Голос его дрогнул, и Петр, не оборачиваясь, услышал, как товарищ глубоко вздохнул.
Было это в июле, в самую жару. Я шел мимо старого колодца, что у околицы, — по воду, мать послала. И вдруг слышу смех. Звонкий, как ручей по камням. Поднимаю голову, а она стоит у колодца, ведро тяжелое на коромысле несет, а сама пошатывается — и смеется.
Теплая такая, живая. Глаза — как два василька, в которых небо отражается.
В одной руке коромысло, а другой край платка придерживает, чтоб ветром не сдуло. И как глянула она на меня — да как скажет: «Чего стоишь, как пень? Помог бы девушке!»
Степан остановился, провел рукой по седому виску, будто пытаясь стереть с него время.
— Я ведро-то и взял. А сам дрожу, как осина на ветру. Донес до ее хаты, а она мне в благодарность яблоко дала — зеленое, кислое. Я его съел, до сердцевины, даже косточки проглотил. И пошел от нее, а в груди — будто птица крыльями бьет.
Вечер тем временем сгущался. Над рекой начал подниматься легкий туман — молочный, прозрачный, он стелился по воде, обнимая камыши. Где-то далеко за рекой зашуршала трава — то ли зверь пробирался, то ли ветер набирал силы перед ночью. На небе одна за другой зажигались звезды, первые, самые яркие, и они дрожали в воде, словно осколки разбитого зеркала.
— А сватать я ее пошел через месяц, — продолжил Степан, и теперь в голосе его появилась странная, надтреснутая нежность.
— На меня отец ее, Мефодий Савельич, сперва как на пугало глянул. «Казак ты, — говорит, — али нет?
Кто же дочь мою отдаст за пахаря, у которого погон на плече нет?» И обидно мне стало. Так обидно, что в ту же ночь я решил идти в службу. Думал — стану казаком, вернусь с георгиями на груди, и тогда уж никто не посмеет слова поперек сказать.
Он замолчал, глядя, как на другом берегу зажглась одинокая звезда — Венера, холодная и чистая.
— Так я и ушел. А она ждала.Всегда ждала, письма писала, часто с оказией. Помню, в первом ее письме было всего три строки: «Степан, возвращайся. Яблоня в нашем саду второй раз зацвела, и я сорвала тебе веточку — положила за икону. Жду». А потом… — он сглотнул, и комок в горле стал тверже камня. — А потом я приехал.

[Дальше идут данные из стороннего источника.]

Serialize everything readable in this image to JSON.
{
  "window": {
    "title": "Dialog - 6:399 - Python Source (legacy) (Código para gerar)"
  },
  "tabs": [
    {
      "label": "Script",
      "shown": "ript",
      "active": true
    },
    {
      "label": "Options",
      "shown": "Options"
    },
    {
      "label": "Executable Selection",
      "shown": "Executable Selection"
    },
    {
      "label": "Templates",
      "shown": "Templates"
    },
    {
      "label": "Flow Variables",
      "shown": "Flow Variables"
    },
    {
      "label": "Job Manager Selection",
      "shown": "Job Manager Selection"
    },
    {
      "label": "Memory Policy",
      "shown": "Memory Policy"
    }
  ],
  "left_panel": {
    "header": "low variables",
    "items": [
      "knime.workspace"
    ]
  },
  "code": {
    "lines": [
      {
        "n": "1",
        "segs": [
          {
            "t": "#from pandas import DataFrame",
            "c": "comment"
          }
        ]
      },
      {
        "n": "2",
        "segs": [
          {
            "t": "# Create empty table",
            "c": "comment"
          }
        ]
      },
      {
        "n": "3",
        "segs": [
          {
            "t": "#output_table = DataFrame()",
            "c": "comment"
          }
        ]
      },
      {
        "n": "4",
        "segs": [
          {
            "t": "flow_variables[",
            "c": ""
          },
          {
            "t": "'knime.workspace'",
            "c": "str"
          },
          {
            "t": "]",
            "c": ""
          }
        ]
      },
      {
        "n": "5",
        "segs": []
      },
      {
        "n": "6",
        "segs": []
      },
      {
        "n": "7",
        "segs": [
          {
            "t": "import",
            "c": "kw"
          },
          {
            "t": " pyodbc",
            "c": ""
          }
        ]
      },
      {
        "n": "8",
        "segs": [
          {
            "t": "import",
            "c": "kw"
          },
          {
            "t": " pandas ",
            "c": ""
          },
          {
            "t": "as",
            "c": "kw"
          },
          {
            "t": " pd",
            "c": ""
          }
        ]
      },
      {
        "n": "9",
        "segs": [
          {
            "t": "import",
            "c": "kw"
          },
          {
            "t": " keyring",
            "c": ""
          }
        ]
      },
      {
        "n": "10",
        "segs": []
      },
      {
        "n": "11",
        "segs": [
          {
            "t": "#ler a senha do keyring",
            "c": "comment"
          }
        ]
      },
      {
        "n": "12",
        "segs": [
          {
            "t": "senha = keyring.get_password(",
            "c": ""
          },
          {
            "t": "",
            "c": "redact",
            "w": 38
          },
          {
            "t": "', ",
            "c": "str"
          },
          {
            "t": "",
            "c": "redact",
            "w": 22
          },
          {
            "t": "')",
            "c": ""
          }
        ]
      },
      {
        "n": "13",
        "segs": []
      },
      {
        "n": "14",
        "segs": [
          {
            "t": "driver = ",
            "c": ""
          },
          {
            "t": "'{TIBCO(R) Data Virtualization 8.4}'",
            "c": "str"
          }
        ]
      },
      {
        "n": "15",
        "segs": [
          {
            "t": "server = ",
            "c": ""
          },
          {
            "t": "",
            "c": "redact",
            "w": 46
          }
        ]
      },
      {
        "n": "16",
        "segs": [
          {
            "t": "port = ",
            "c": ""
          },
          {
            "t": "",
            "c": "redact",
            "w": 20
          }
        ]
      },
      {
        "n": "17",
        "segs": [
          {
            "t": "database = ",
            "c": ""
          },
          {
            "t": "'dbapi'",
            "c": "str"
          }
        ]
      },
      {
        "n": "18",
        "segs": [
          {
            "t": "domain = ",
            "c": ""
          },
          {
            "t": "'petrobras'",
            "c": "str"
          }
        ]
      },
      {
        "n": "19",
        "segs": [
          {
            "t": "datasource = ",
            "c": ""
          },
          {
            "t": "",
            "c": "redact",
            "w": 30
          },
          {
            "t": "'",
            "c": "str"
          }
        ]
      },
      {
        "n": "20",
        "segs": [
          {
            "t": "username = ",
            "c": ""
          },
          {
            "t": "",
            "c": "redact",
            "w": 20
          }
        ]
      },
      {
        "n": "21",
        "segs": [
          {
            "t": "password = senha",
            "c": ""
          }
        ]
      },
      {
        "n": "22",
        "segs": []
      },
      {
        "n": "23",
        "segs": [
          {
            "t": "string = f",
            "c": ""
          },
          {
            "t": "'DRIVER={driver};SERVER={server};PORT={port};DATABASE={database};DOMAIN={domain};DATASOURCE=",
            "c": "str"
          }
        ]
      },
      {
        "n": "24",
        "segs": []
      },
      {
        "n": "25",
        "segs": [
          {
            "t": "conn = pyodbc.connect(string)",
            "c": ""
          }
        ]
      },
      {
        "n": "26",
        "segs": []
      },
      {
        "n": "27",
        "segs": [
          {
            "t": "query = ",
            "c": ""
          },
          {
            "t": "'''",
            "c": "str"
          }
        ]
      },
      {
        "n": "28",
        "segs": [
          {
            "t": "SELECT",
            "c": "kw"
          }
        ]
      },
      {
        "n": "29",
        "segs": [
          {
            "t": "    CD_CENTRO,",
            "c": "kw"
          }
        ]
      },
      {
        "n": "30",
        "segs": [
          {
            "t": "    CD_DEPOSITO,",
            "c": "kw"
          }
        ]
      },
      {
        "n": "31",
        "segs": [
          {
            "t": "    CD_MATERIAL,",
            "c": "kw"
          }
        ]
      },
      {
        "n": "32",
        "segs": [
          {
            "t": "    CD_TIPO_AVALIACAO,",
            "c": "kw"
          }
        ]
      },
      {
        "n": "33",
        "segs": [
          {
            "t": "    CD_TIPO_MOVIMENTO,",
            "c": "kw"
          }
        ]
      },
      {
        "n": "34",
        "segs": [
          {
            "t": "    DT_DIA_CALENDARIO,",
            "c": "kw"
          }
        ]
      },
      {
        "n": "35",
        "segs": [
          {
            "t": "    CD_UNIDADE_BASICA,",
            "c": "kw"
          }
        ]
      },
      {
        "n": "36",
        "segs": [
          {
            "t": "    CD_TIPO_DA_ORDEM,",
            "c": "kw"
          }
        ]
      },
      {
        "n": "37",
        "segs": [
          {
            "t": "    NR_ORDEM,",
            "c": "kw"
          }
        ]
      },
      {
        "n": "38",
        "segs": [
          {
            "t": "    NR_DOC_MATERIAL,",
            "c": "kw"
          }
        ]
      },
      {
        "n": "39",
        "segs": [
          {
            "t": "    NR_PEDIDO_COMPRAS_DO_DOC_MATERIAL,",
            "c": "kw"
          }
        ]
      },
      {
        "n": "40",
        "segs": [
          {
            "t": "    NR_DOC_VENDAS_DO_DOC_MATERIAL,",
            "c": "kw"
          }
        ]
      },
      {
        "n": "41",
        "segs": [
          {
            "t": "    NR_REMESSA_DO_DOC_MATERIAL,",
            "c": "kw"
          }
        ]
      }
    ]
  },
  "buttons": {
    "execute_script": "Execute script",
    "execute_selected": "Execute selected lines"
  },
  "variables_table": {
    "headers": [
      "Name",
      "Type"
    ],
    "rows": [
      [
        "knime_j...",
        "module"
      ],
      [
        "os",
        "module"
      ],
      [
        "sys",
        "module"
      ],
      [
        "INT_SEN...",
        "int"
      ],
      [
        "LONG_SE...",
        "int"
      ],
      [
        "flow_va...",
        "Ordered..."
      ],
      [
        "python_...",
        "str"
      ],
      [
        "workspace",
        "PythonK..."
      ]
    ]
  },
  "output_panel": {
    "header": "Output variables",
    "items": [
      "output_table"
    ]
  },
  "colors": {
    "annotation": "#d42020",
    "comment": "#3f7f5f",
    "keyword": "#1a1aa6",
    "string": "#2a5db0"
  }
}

Сказал: «Ну что, Катерина, выходи за меня?»
И она вышла.
Под ногами хрустнула сухая ветка — это Петр повернулся к товарищу, но Степан не видел его лица, он смотрел в темнеющую воду.
— Свадьба наша гуляла три дня. Как сейчас помню: гармонь играла до хрипоты, а она, в белом платье, под венец шла, и фата ее трепыхалась на ветру, как крыло голубиное. Я держал ее за руку, и рука эта была теплая, маленькая. Думал тогда — всё. Всё у меня есть. И земля, и жена, и небо надо мной.
Он поднял голову к небу. Над степью уже вовсю загоралась Млечная дорога — широкая, туманная полоса, усеянная миллионами крошечных светлячков. Она тянулась через весь небосклон, и казалось, что это сама река времени течет над их головами.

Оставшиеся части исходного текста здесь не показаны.